There have been a few exceptions when the awarding of the top prize has been memorable. In 2004, Quentin Tarantino's jury gave the Palme d'Or to Michael Moore's Fahrenheit 9/11 in a move widely seen as an effort to influence the American presidential election that was to take place later in that year.

Back in 1961, the top prize had been given to Luis Buuel's Viridiana and the Vatican made representations to the Spanish government about the offence the movie caused. The Spanish delegation at Cannes were summarily dismissed by the Spanish government and the press in Spain were banned from referring to the film.

A year earlier, when La Dolce Vita took the top prize, it was seen as a one-fingered salute to the Italians who had booed and spat at director Federico Fellini when the film had premiered in Milan.

Cannes can also make or break a film. Perhaps the greatest screening in its history was the showing of the work-in-progress print of Apocalypse Now. It was the first time that Cannes had showed an unfinished work and stories about behind-the-scenes problems on the production of the film had become legendary.

The world was waiting for Francis Ford Coppola to fall flat on his face after the Godfather films; instead, the sound of helicopters on the surround sound systems herded in a masterpiece.

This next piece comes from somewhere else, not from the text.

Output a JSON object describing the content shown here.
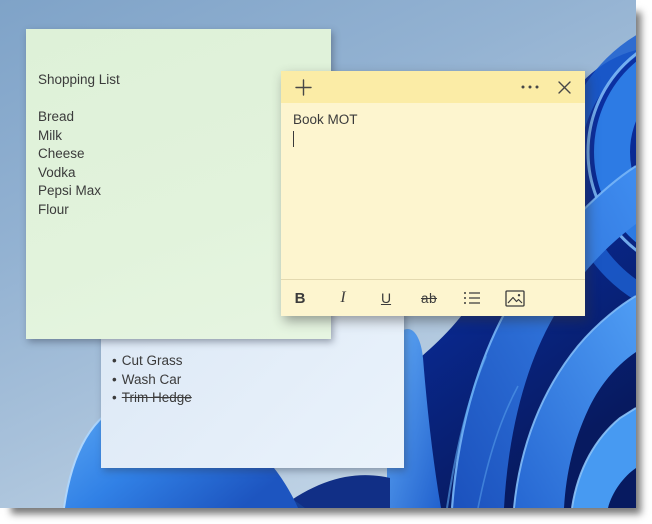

In total contrast, the most anticipated screening at Cannes last year was Richard Kelly's Southland Tales, the second film from the director of cult favourite Donnie Darko. The film bombed and Kelly, it has been rumoured, has been spending the last year re-editing it. Cannes, despite the image of glamour that it has spent 60 years cultivating, can also be the cruellest place on earth. That, though, is a major part of the festival's magic.